Santa Catalina Thomàs (Valldemossa 1531-Palma 1574), popularly known as the “Beata” or “Beateta” was beatified in 1792, and it was then that several Mallorcan municipalities began to celebrate the Fiestas de la Beata in her honour.
On 28 July, Valldemossa pays homage to its patroness with the unique Triumphal Chariot parade. This is a stirring procession through the streets with the “Beateta” and her entourage of angels parading alongside carriages festooned with coloured ribbons and flowers to the rhythm of the Montuïri Band and the xeremiers.
This is a big week for the town and an ideal occasion to discover its charms! Marvellous views of the Serra de Tramuntana, the historical Carthusian monastery where Chopin once stayed, the crowded cobblestone streets strewn with flowers... and art, lots and lots of art, because Valldemossa also celebrates the Artdemossa arts festival at this time, a unique night for enjoying the art of the island under the moonlight. Music, photography, painting, crafts... It’s a magical evening!

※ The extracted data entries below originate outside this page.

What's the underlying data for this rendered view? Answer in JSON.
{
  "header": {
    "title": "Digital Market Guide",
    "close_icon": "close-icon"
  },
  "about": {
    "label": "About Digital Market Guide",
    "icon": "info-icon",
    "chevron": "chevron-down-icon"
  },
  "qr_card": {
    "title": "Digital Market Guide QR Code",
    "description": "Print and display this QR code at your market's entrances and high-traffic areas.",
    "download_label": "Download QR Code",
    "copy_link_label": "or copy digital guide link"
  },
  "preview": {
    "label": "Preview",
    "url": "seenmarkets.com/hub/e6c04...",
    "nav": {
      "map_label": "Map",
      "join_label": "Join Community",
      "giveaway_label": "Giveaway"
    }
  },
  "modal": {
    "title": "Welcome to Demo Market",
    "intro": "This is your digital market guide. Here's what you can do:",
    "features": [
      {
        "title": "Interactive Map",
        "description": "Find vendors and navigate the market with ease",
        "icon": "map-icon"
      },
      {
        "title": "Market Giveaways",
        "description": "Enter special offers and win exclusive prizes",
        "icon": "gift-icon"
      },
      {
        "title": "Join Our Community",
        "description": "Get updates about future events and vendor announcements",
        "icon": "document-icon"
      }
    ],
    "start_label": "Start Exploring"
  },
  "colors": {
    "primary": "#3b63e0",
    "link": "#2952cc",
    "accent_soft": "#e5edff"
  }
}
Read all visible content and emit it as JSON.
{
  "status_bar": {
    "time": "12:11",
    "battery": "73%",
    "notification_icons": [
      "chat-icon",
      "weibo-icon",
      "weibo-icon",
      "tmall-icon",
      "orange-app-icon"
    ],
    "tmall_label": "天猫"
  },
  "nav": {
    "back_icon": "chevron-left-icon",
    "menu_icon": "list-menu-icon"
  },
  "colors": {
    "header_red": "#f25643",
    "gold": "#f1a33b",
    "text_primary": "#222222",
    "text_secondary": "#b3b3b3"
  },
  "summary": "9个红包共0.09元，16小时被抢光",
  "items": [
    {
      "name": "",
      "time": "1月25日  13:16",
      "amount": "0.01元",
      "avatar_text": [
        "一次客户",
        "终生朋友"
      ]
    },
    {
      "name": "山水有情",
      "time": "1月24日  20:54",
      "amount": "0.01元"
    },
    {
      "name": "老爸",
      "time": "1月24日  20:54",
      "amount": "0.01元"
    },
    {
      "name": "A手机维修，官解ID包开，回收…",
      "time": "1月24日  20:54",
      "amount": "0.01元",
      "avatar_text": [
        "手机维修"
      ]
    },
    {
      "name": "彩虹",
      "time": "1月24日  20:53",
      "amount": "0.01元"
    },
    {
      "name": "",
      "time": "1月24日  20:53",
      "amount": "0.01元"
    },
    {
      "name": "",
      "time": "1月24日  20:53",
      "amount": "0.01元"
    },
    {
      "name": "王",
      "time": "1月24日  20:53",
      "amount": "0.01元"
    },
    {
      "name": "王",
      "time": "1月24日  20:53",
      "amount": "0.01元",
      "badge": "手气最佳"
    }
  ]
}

In Santa Margalida, the procession of the Beata is celebrated on the first Sunday of September. It begins in the morning with demons racing through the streets of the town to wake local residents with the sound of the bells worn on their clothing.
Once night has fallen the procession begins, with the Beata at the head, and it parades through the streets accompanied by locals dressed as peasant farmers, marching bands and floats representing different moments of the life of the saint. But what will undoubtedly surprise you the most will be the demons trying to wrest vases from the farmers to smash them on the ground at the foot of the Beata, as they dance around. This highly distinctive procession ends with the demons smashing the last of the vases in the Church Square.
The streets of Palma are also filled with colour during its traditional Triumphal Chariot parade, accompanied by demons, bigheaded festival figures and xeremiers, which is held on the third Saturday of October.